Gov. Pataki's commitment to reforming the way the state funds public schools has been suspect ever since he said that providing the equivalent of an eighth-grade education was good enough. Good enough for whom he didn't say, but the people who had sued the state to get more money for shortchanged New York City students weren't buying it.
Neither were the courts. In June, the state's highest court rejected Pataki's low-ball argument and ordered the governor and state legislators to come up with a funding formula that gives New York City students their fair share of the education funds something they haven't received for decades. The court said the new plan had to be done by July 30, 2004.
That's not a lot of time to come up with a solution to a problem that has bedeviled legislators every year. And legislators have not been especially good at meeting deadlines, as the state's perenially late budget attests.

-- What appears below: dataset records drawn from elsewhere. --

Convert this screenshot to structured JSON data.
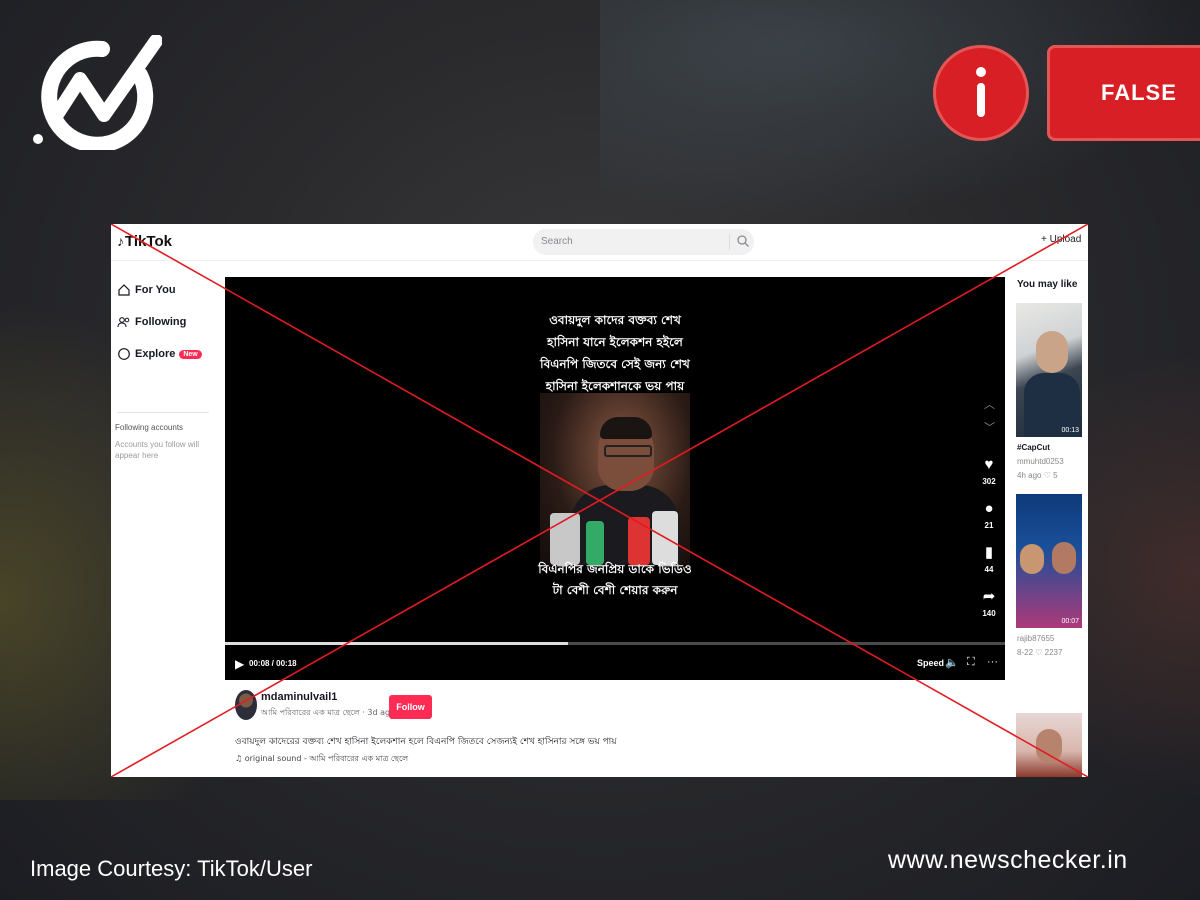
{
  "colors": {
    "verdict_red": "#d81f26",
    "tiktok_pink": "#fe2c55",
    "cross_line": "#e21b23"
  },
  "brand": {
    "logo_icon": "newschecker-check-logo-icon"
  },
  "verdict": {
    "info_icon": "info-icon",
    "label": "FALSE"
  },
  "tiktok": {
    "logo": "TikTok",
    "search_placeholder": "Search",
    "upload": "+ Upload",
    "nav": [
      {
        "icon": "home-icon",
        "label": "For You"
      },
      {
        "icon": "people-icon",
        "label": "Following"
      },
      {
        "icon": "compass-icon",
        "label": "Explore",
        "badge": "New"
      }
    ],
    "following_accounts_title": "Following accounts",
    "following_accounts_note": "Accounts you follow will appear here",
    "video": {
      "caption_top": [
        "ওবায়দুল কাদের বক্তব্য শেখ",
        "হাসিনা যানে ইলেকশন হইলে",
        "বিএনপি জিতবে সেই জন্য শেখ",
        "হাসিনা ইলেকশানকে ভয় পায়"
      ],
      "caption_bottom": [
        "বিএনপির জনপ্রিয় ডাকে ভিডিও",
        "টা বেশী বেশী শেয়ার করুন"
      ],
      "time": "00:08 / 00:18",
      "progress": 0.44,
      "speed": "Speed",
      "likes": "302",
      "comments": "21",
      "saves": "44",
      "shares": "140"
    },
    "author": {
      "username": "mdaminulvail1",
      "subtitle": "আমি পরিবারের এক মাত্র ছেলে · 3d ago",
      "follow": "Follow",
      "description": "ওবায়দুল কাদেরের বক্তব্য শেখ হাসিনা ইলেকশান হলে বিএনপি জিতবে সেজন্যই শেখ হাসিনার সঙ্গে ভয় পায়",
      "sound": "♫ original sound - আমি পরিবারের এক মাত্র ছেলে"
    },
    "right": {
      "title": "You may like",
      "items": [
        {
          "duration": "00:13",
          "title": "#CapCut",
          "user": "mmuhtd0253",
          "meta": "4h ago ♡ 5"
        },
        {
          "duration": "00:07",
          "user": "rajib87655",
          "meta": "8-22 ♡ 2237"
        }
      ]
    }
  },
  "footer": {
    "credit": "Image Courtesy: TikTok/User",
    "site": "www.newschecker.in"
  }
}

But there it is. This is a court-ordered deadline. Bring all the schools up to par.
In response, the governor has named a commission to study the issue. Study the issue? What's to study? The state has a constitutional obligation to provide every student with an equal opportunity at a meaningful basic education, which is to say, a high school diploma.
But Pataki has again raised doubts about his commitment to this cause by filling his commission with political allies, state officials with no expertise in education (the lottery director and secretary of state?) but who owe their jobs to him, and assorted other individuals from around the state but not many from New York City itself.
In a slap at Mayor Michael Bloomberg, the governor named no one from the mayor's administration or the city school system to the commission. Pataki also left out the state Board of Regents, the state university, parent groups, school boards and, believe it or not, state legislators, even though the court specifically said legislators must change the funding system. Pataki also named no one from the Campaign for Fiscal Equity, the group that filed the lawsuit that brought about this historic ruling.
These omissions are inexplicable if the governor is serious about helping schools. If he's not, they make perfect sense. So does his naming the first 16 members of the promised 25-member commission without consulting anyone else, including Bloomberg and state legislative leaders. It suggests a desire by Pataki to control the process and the outcome. That's why Bloomberg and legislators want no part of it.
This is, as the governor said, a historic opportunity to change the state education system so that every schoolchild has the opportunity to receive a sound, basic education. But this is not just a task for a hand-picked governor's commission. Furthermore, this is not just a New York City issue. Most educators and legislators agree that, in bringing New York City schools up to par, the state must improve the situation for all schools that are not adequately funded, without penalizing wealthier districts.
In other words. the new school-funding formula should be a step up for students across the state. Legislators, whose job this really is, must show a stronger commitment to achieving this goal than the governor has thus far. They can demonstrate it by making this one deadline they don't blow.